The swelling subsided at that time, but the patient presented after few months to the hospital with swelling of the same knee with discharging sinus and fever. X-ray of the right knee showed osteolytic lesions of proximal end of tibia. Chest X-ray of the patient was clear. Surgical debridement and curettage was done again and pus was sent for AFB staining and culture, Bactec and for fungal culture. Direct microscopy of the sample showed septate hyphae, and culture was done on two tubes of Sabouraud's dextrose agar supplemented with chloramphenicol; one culture tube was incubated at 37°C and the another at 22°C. Fungal growth was observed on both the culture tubes after 5 days of incubation. The cottony colonies obtained on Sabouraud's dextrose agar were initially white, but became gray later.

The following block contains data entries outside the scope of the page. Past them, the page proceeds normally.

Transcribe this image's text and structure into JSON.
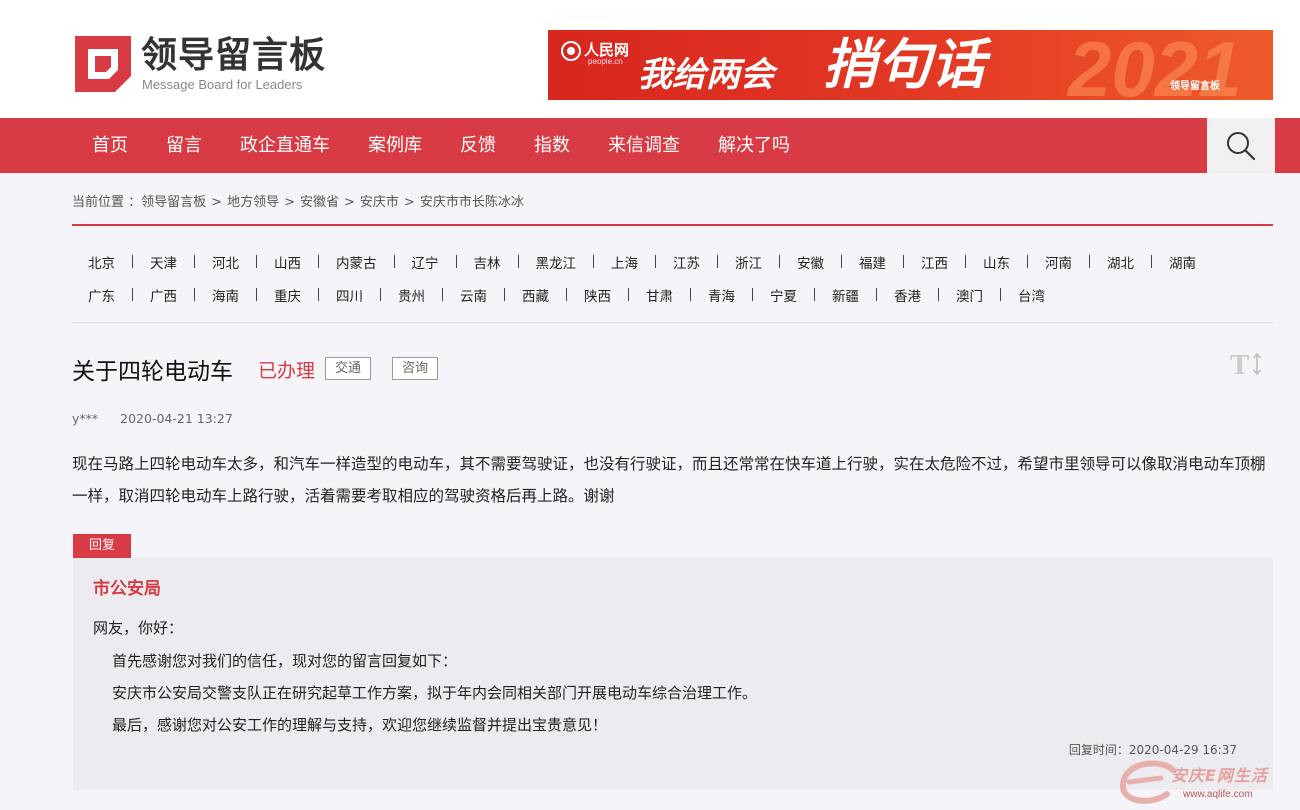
{
  "header": {
    "logo_cn": "领导留言板",
    "logo_en": "Message Board for Leaders",
    "banner": {
      "people_daily": "人民网",
      "people_daily_en": "people.cn",
      "slogan_part1": "我给两会",
      "slogan_part2": "捎句话",
      "year": "2021",
      "mini_logo": "领导留言板"
    }
  },
  "nav": {
    "items": [
      "首页",
      "留言",
      "政企直通车",
      "案例库",
      "反馈",
      "指数",
      "来信调查",
      "解决了吗"
    ],
    "search_icon": "search-icon"
  },
  "breadcrumb": {
    "prefix": "当前位置 ：",
    "items": [
      "领导留言板",
      "地方领导",
      "安徽省",
      "安庆市",
      "安庆市市长陈冰冰"
    ],
    "separator": ">"
  },
  "regions": {
    "row1": [
      "北京",
      "天津",
      "河北",
      "山西",
      "内蒙古",
      "辽宁",
      "吉林",
      "黑龙江",
      "上海",
      "江苏",
      "浙江",
      "安徽",
      "福建",
      "江西",
      "山东",
      "河南",
      "湖北",
      "湖南"
    ],
    "row2": [
      "广东",
      "广西",
      "海南",
      "重庆",
      "四川",
      "贵州",
      "云南",
      "西藏",
      "陕西",
      "甘肃",
      "青海",
      "宁夏",
      "新疆",
      "香港",
      "澳门",
      "台湾"
    ]
  },
  "message": {
    "title": "关于四轮电动车",
    "status": "已办理",
    "tags": [
      "交通",
      "咨询"
    ],
    "font_size_icon": "font-size-icon",
    "author": "y***",
    "date": "2020-04-21 13:27",
    "content": "现在马路上四轮电动车太多，和汽车一样造型的电动车，其不需要驾驶证，也没有行驶证，而且还常常在快车道上行驶，实在太危险不过，希望市里领导可以像取消电动车顶棚一样，取消四轮电动车上路行驶，活着需要考取相应的驾驶资格后再上路。谢谢"
  },
  "reply": {
    "tab_label": "回复",
    "department": "市公安局",
    "greeting": "网友，你好：",
    "lines": [
      "首先感谢您对我们的信任，现对您的留言回复如下：",
      "安庆市公安局交警支队正在研究起草工作方案，拟于年内会同相关部门开展电动车综合治理工作。",
      "最后，感谢您对公安工作的理解与支持，欢迎您继续监督并提出宝贵意见！"
    ],
    "time_label": "回复时间：",
    "time_value": "2020-04-29 16:37"
  },
  "watermark": {
    "text": "安庆E网生活",
    "url": "www.aqlife.com"
  },
  "colors": {
    "brand_red": "#d83b43",
    "banner_red": "#d7261e",
    "reply_bg": "#ebebf0"
  }
}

There was grayish-black pigmentation on reverse of Sabouraud's dextrose agar. Lactophenol cotton-blue mount showed numerous single-celled, ovoid, pale-brown, conidia, borne singly and in small groups on elongate, simple, and branched conidiophores. Since isolate did not produce any sexual state on Corn Meal Agar, it was identified as S. prolificans. The diagnosis was further supported by negative AFB staining, routine culture, and Bactec results. The orthopedician were intimated and suggested to start voriconaole based on literature review. The drug was started and the patient showed a remarkable improvement within 6 months.

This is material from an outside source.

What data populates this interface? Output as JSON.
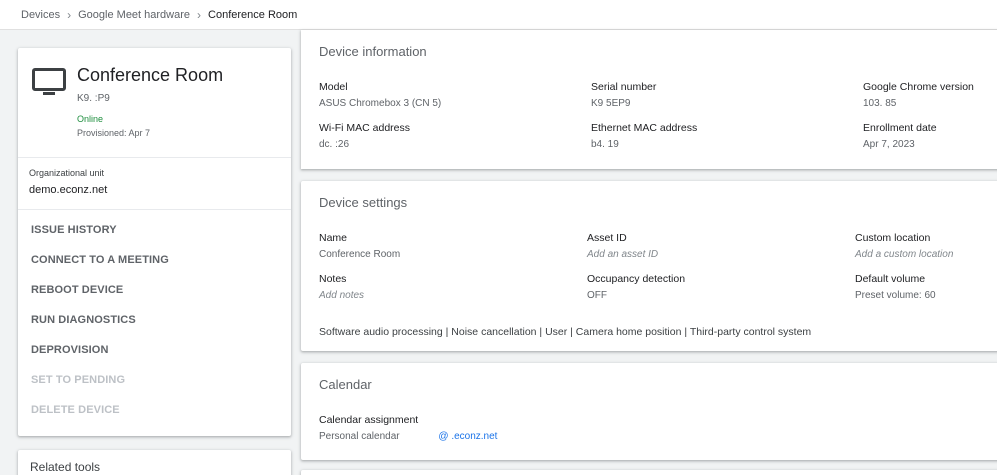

This hyaline mold is seen to cause infection in immunocompromised individuals. However, in recent years it has been shown to be pathogenic in immunocompetent patients, who might acquire this infection, following subcutaneous traumatic or surgical implantation. [2],[3],[4] Osteomyelitis, mycetoma and septic arthritis are common presentations of this fungus. [4],[5] This organism can also invade the lungs, kidneys, thyroid, eye, and brain. [6] Recently it has been reported to cause lymphadenitis in an immunocompetent individual. [7] These infections are very difficult to diagnose because of the clinical and histopathological similarities to other filamentous fungi, such as Aspergillus species, Fusarium species, and Sporothrix schenckii. [7] Some of the cases, where direct demonstration of the fungus is missed, may be misdiagnosed as tuberculosis based on the granulomatus reaction in histopathology and high prevalence of the infection in our country. Aspergillus and Fusarium species are usually susceptible to various antifungals but Scedosporium seldom responds to the same. Only a few antifungal agents have been shown to be effective against Scedosporium infections, like Voriconazole. [2],[4] Due to its known resistance to antifungal agents, it is important to diagnose this infection in the early stage of the disease.

This case highlights the need for a discerning eye to look at all causes of chronic infections presenting with granulomatus reaction with a high-index of suspicion for a fungal infection. Special pains taken for identifying a fungal etiology in such chronic infections will go a long way in early management and reduction of morbidity.